La Corte di Cassazione, con la sentenza n. 1376/2016, ha autorizzato il sequestro dei beni personali di un manager che era stato precedentemente accusato di evasione fiscale, e la cui società risultava essere debitrice con il Fisco, nonchè sottoposta a procedura fallimentare.
Il caso
Il caso all'esame della terza sezione della Suprema Corte riguardava il presidente del consiglio di amministrazione di una società, il quale contestava la sanzionabilità dell'ipotesi di reato cui era stato formalmente accusato (evasione fiscale), sulla base di quanto previsto dalla Carta Europea dei Diritti dell'Uomo, che introduce il concetto in base al quale non si possa essere condannati due volte per lo stesso reato, e ciò anche quando le sanzioni siano state tecnicamente differenti (penali e amministrative), sull'ulteriore base che la giurisprudenza europea non produce alcuna differenza in tal proposito. In altre parole, anche se "formalmente", le sanzioni amministrative non hanno carattere di pena, la loro afflittività le fa comunque qualificare come tali.

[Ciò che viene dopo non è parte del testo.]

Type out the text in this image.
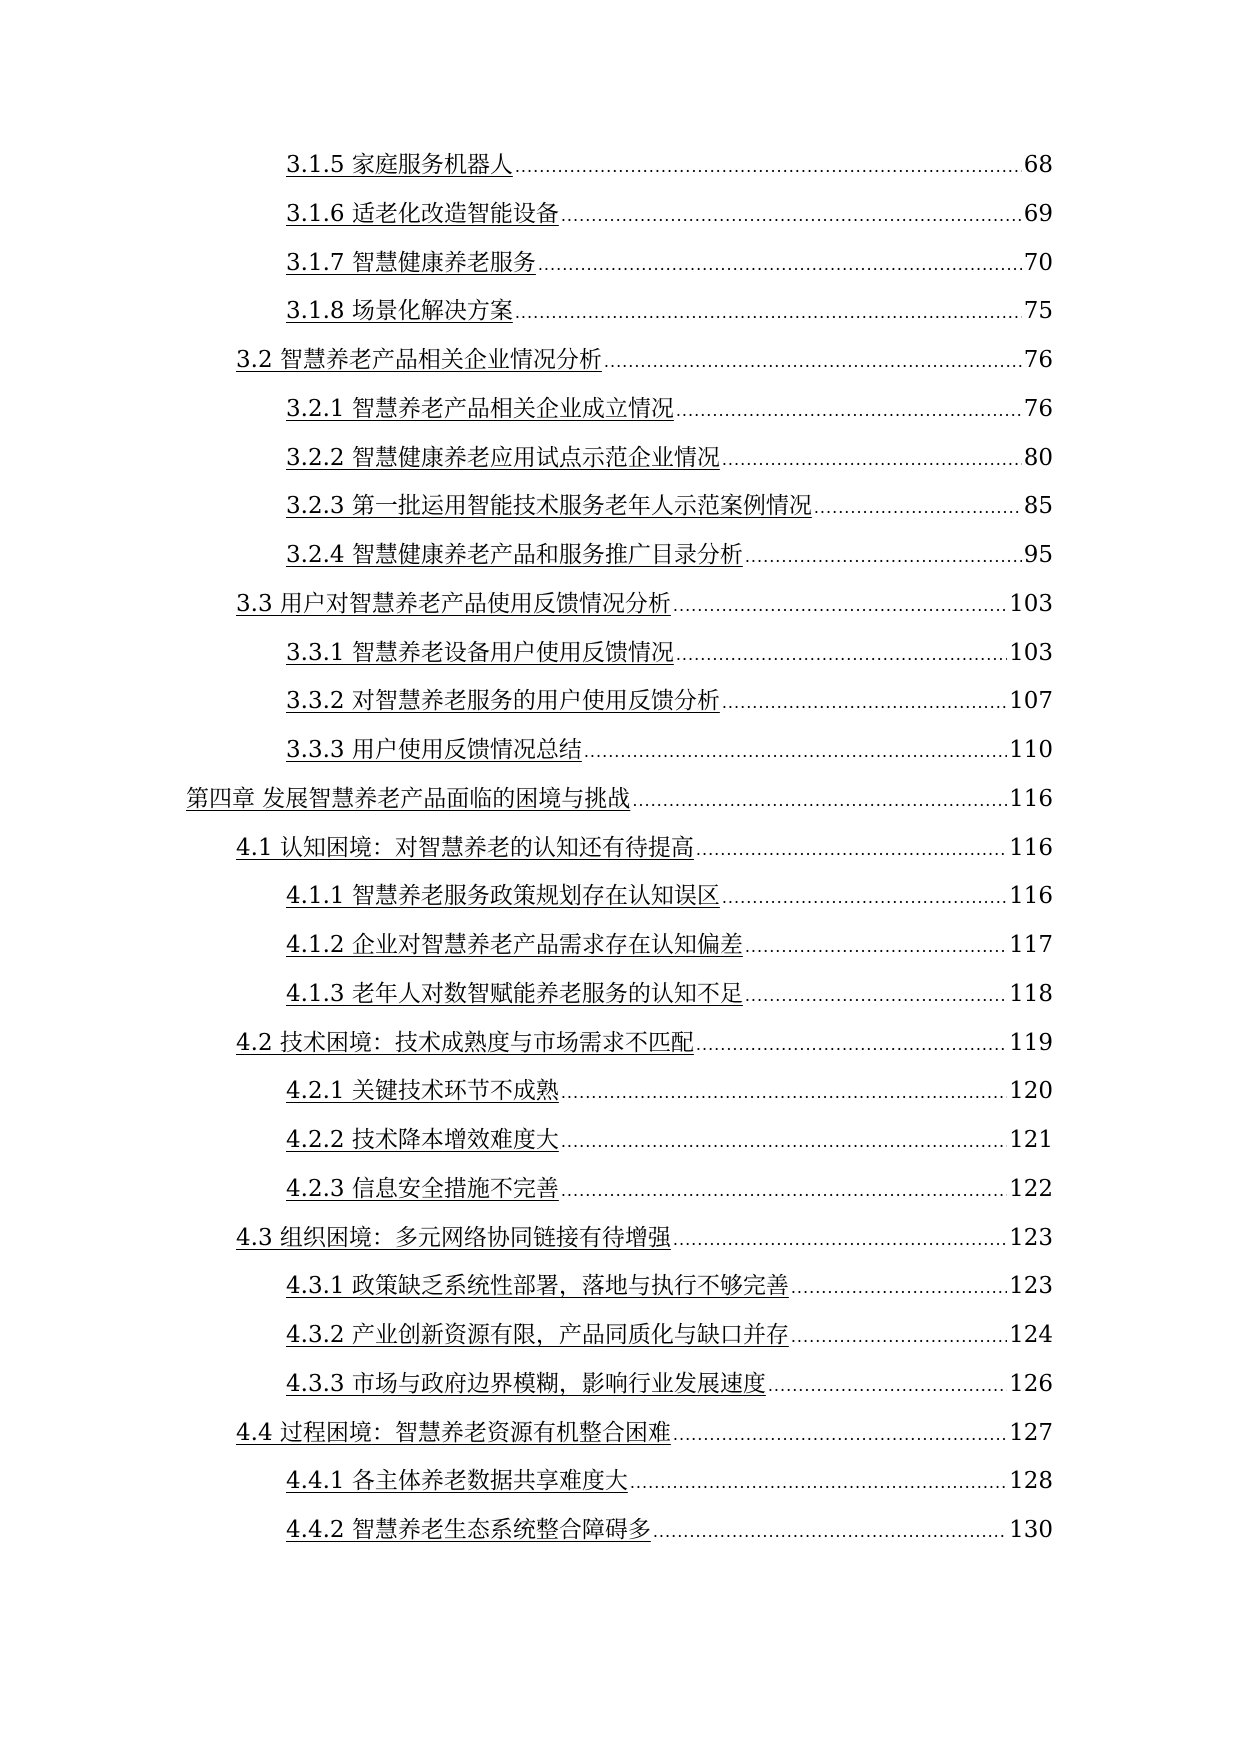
3.1.5 家庭服务机器人 .....	68
3.1.6 适老化改造智能设备 .....	69
3.1.7 智慧健康养老服务 .....	70
3.1.8 场景化解决方案 .....	75
3.2 智慧养老产品相关企业情况分析 .....	76
3.2.1 智慧养老产品相关企业成立情况 .....	76
3.2.2 智慧健康养老应用试点示范企业情况 .....	80
3.2.3 第一批运用智能技术服务老年人示范案例情况 .....	85
3.2.4 智慧健康养老产品和服务推广目录分析 .....	95
3.3 用户对智慧养老产品使用反馈情况分析 .....	103
3.3.1 智慧养老设备用户使用反馈情况 .....	103
3.3.2 对智慧养老服务的用户使用反馈分析 .....	107
3.3.3 用户使用反馈情况总结 .....	110
第四章 发展智慧养老产品面临的困境与挑战 .....	116
4.1 认知困境：对智慧养老的认知还有待提高 .....	116
4.1.1 智慧养老服务政策规划存在认知误区 .....	116
4.1.2 企业对智慧养老产品需求存在认知偏差 .....	117
4.1.3 老年人对数智赋能养老服务的认知不足 .....	118
4.2 技术困境：技术成熟度与市场需求不匹配 .....	119
4.2.1 关键技术环节不成熟 .....	120
4.2.2 技术降本增效难度大 .....	121
4.2.3 信息安全措施不完善 .....	122
4.3 组织困境：多元网络协同链接有待增强 .....	123
4.3.1 政策缺乏系统性部署，落地与执行不够完善 .....	123
4.3.2 产业创新资源有限，产品同质化与缺口并存 .....	124
4.3.3 市场与政府边界模糊，影响行业发展速度 .....	126
4.4 过程困境：智慧养老资源有机整合困难 .....	127
4.4.1 各主体养老数据共享难度大 .....	128
4.4.2 智慧养老生态系统整合障碍多 .....	130
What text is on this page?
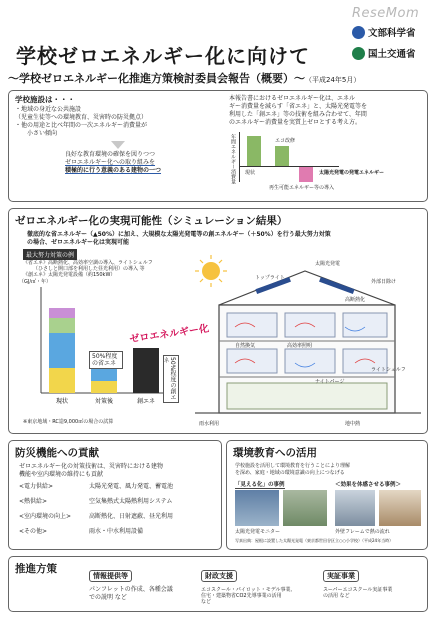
ReseMom
文部科学省
国土交通省
学校ゼロエネルギー化に向けて
～学校ゼロエネルギー化推進方策検討委員会報告（概要）～（平成24年5月）
学校施設は・・・
・地域の身近な公共施設
（児童生徒等への環境教育、災害時の防災拠点）
・他の用途と比べ年間の一次エネルギー消費量が
小さい傾向
良好な教育環境の確保を図りつつ
ゼロエネルギー化への取り組みを
積極的に行う意義のある建物の一つ
本報告書におけるゼロエネルギー化は、エネル
ギー消費量を減らす「省エネ」と、太陽光発電等を
利用した「創エネ」等の技術を組み合わせて、年間
のエネルギー消費量を実質上ゼロとする考え方。
年間エネルギー消費量 現状
エコ改修
太陽光発電の発電エネルギー
再生可能エネルギー等の導入
ゼロエネルギー化の実現可能性（シミュレーション結果）
徹底的な省エネルギー（▲50%）に加え、大規模な太陽光発電等の創エネルギー（＋50%）を行う最大努力対策
の場合、ゼロエネルギー化は実現可能
最大努力対策の例
《省エネ》高断熱化、高効率空調の導入、ライトシェルフ
（ひさしと開口部を利用した昼光利用）の導入 等
《創エネ》太陽光発電設備（約150kW）
現状	対策後	創エネ
（GJ/㎡・年）
ゼロエネルギー化
50%程度の省エネ	50%程度の創エネ
※東京地域・RC造9,000㎡の場合の試算
太陽光発電
高断熱化
外部日除け
高効率照明
自然換気
雨水利用
ライトシェルフ
ナイトパージ
地中熱
トップライト
防災機能への貢献
ゼロエネルギー化の対策技術は、災害時における建物
機能や室内環境の維持にも貢献
<電力供給>	太陽光発電、風力発電、蓄電池
<熱供給>	空気集熱式太陽熱利用システム
<室内環境の向上>	高断熱化、日射遮蔽、昼光利用
<その他>	雨水・中水利用設備
環境教育への活用
学校施設を活用して環境教育を行うことにより理解
を深め、家庭・地域の環境意識の向上につなげる
「見える化」の事例	＜効果を体感させる事例＞
太陽光発電モニター	外壁フレームで熱の流れ
写真出典：屋根に設置した太陽光発電（東京都世田谷区立○○小学校）（平成24年当時）
推進方策
情報提供等
パンフレットの作成、各種会議
での説明 など
財政支援
エコスクール・パイロット・モデル事業、
住宅・建築物省CO2先導事業の活用
など
実証事業
スーパーエコスクール実証事業
の活用 など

Le decisioni in Cassazione
Ebbene, i giudici della Cassazione hanno in proposito affermato che il sequestro dei beni personali del manager sarebbe comunque da ritenersi pienamente legittimo, nonostante le Entrate avessero già emesso una cartella esattoriale. Per i giudici, infatti, l'avvio della procedura amministrativa non configurerebbe violazione del principio della Corte Europea dei Diritti dell'Uomo sopra anticipato.
"Il ricorrente" - precisa in tal proposito la Corte - "allega solo che per l'’illecito amministrativo sarebbe stata emessa cartella esattoriale, notificata in data 9.7.2014 dell’'importo di euro 809.222,33, senza argomentare specificamente in merito alla mancata opposizione a tale cartella esattoriale. Pertanto, non emergendo la definitività del procedimento amministrativo, risulta ultronea ogni ulteriore valutazione in merito alla eventuale natura sostanzialmente penale della sanzione amministrativa ed alla fondatezza della dedotta violazione di legge. L’'ordinanza impugnata, pertanto, correttamente ha ritenuto non decisiva la questione della cd doppia incriminazione".
Per quanto attiene invece il sequestro dei beni, la Corte di Cassazione ha precisato che "la confisca diretta del profitto di reato è possibile anche nei confronti di una persona giuridica per le violazioni fiscali commesse dal legale rappresentante o da altro organo della persona giuridica nell’'interesse della società, quando il profitto o i beni direttamente riconducibili a tale profitto siano rimasti nella disponibilità della persona giuridica medesima. Si deve, invece, escludere la possibilità di procedere a confisca per equivalente di beni della persona giuridica per reati tributari commessi dal legale rappresentante, salva l’'ipotesi in cui la persona giuridica stessa sia in concreto priva di autonomia e rappresenti solo uno schermo attraverso cui l’'amministratore agisce come effettivo titolare".
In conclusione, per la Corte di Cassazione il procedimento amministrativo non può essere equiparato a una sanzione penale e, pertanto, non vi sarebbero margini per poter interpretare in questo ambito la doppia incriminazione. Per quanto invece riguarda il sequestro dei beni, i giudici hanno prevedibilmente ricordato che la confisca del profitto del reale è ben possibile anche nei confronti di persona giuridica o altro organo della persona giuridica, se il profitto o i beni derivanti dal profitto sono rimasti nella sua disponibilità.